L’Association comprend que l’enquête du gouvernement doit se concentrer sur les améliorations à apporter à long terme au secteur des soins prolongés.
Elle réclame toutefois de l’aide urgente, sous forme d’équipement de protection, de tests de dépistage, de soutien professionnel et de financement pour permettre aux établissements plus anciens de s’adapter aux normes de contrôle des infections.
L’Association, qui regroupe 41 000 préposés aux soins, souligne elle aussi que la COVID-19 a aggravé des situations dans les centres qui étaient difficiles depuis longtemps. L’Association des préposés aux soins de l’Ontario (OPSWA) considère que les conclusions du rapport des Forces armées sont justes et désolantes.
L’Association déplore le manque de leadership et d’équipement de protection individuelle.
La Coalition ontarienne de la santé exprime son impatience par rapport au gouvernement.
Des milliers d’employés et de résidents ont contracté la COVID-19, près de 1500 en sont morts
, note la directrice générale de la Coalition, Natalie Mehra. Pourtant, nous attendons toujours un plan d’intervention coordonné et cohérent dans les centres de soins de longue durée qui sont aux prises avec une éclosion.

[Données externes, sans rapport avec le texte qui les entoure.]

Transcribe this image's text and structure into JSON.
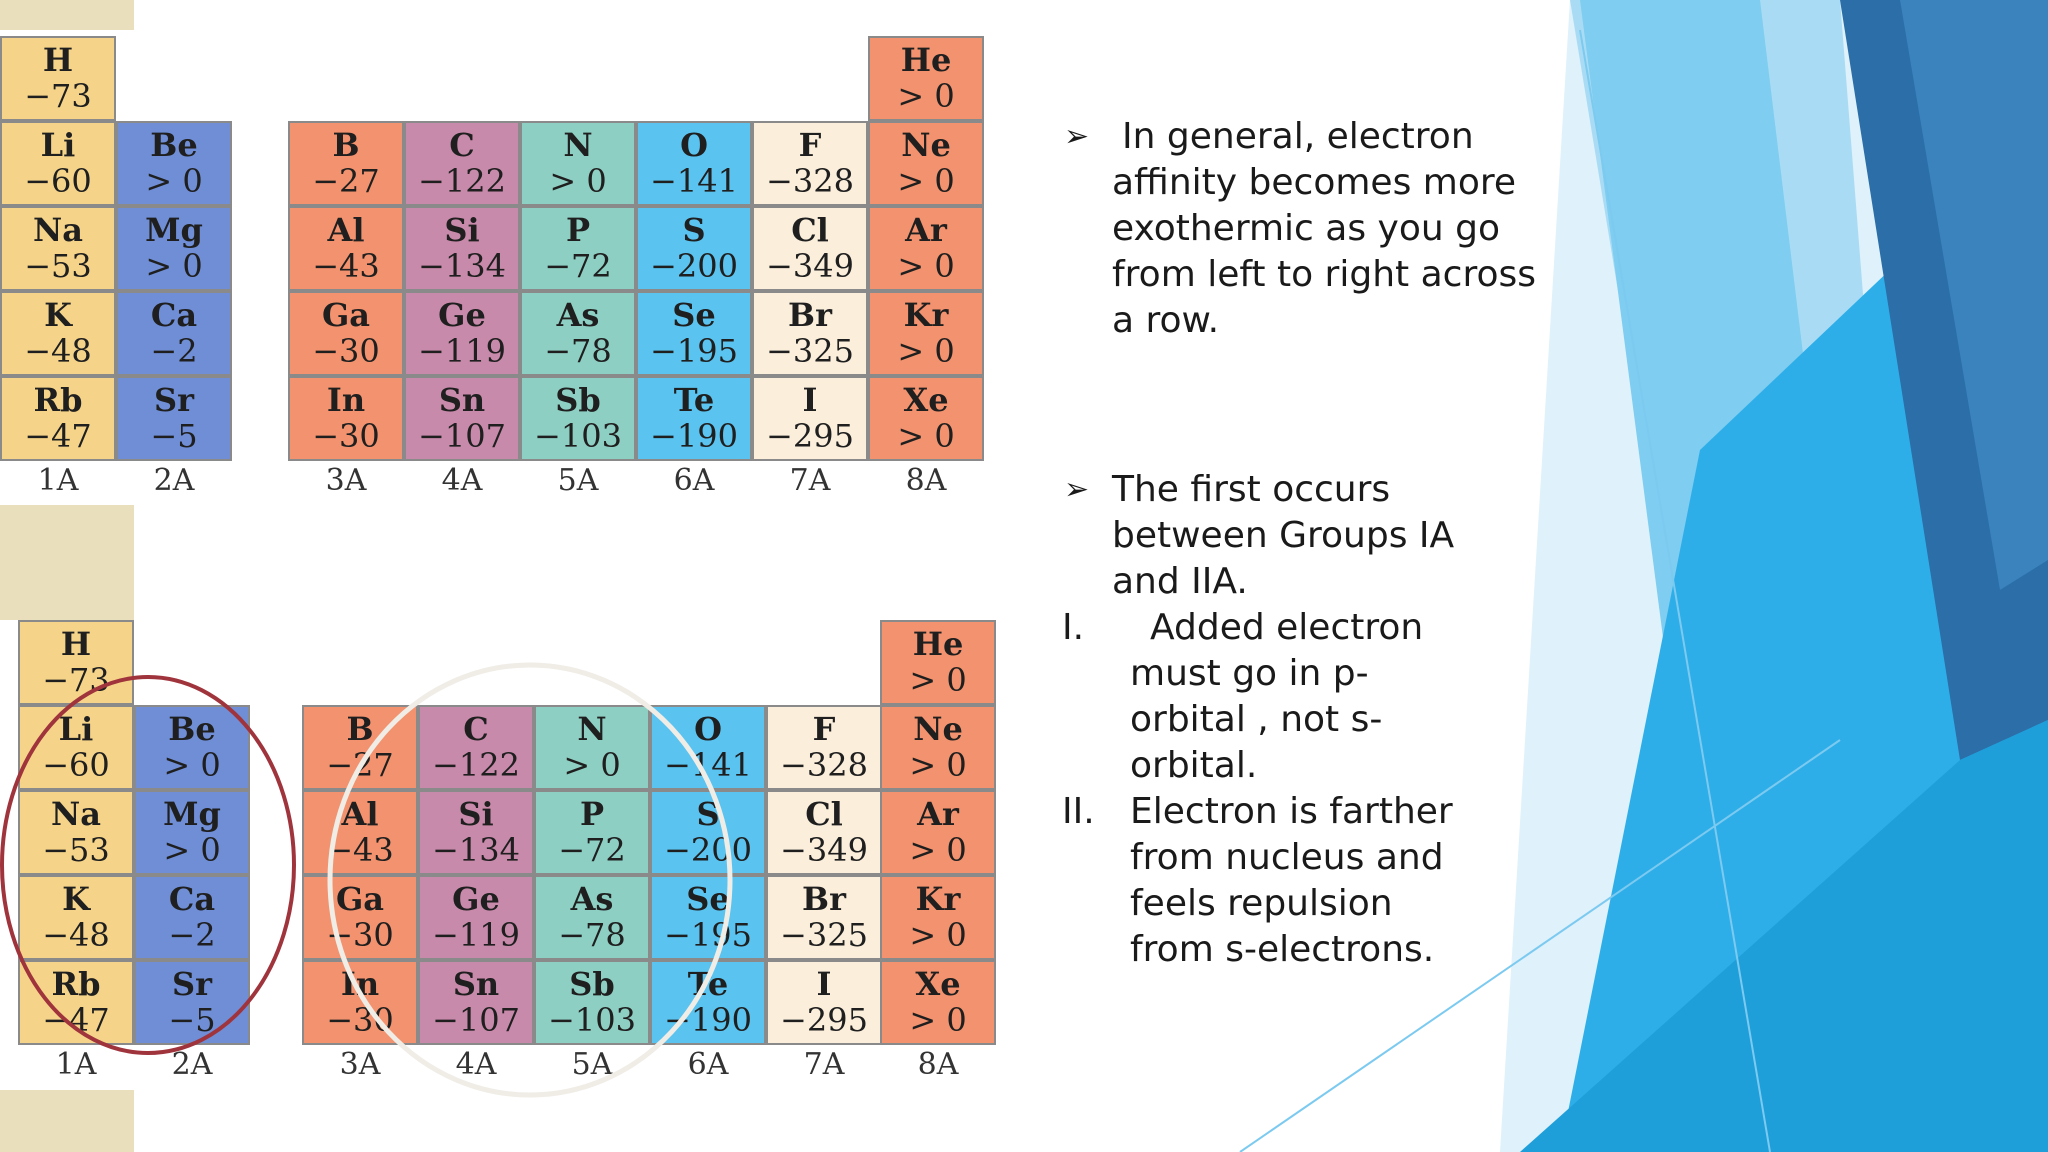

La Coalition ontarienne de la santé souligne avoir maintes fois appelé le gouvernement à prendre des mesures pour améliorer le contrôle des infections, faire face à la pénurie de personnel et intervenir lorsque la direction d’un foyer de soins montre des signes d’incompétence ou de négligence.
Selon la Coalition, la ministre des Soins de longue durée devrait, comme la loi l’y autorise, retirer les permis d’exploitation des établissements qui ne parviennent pas à maîtriser les éclosions parce que les mesures sont inadéquates ou parce qu’il y a négligence.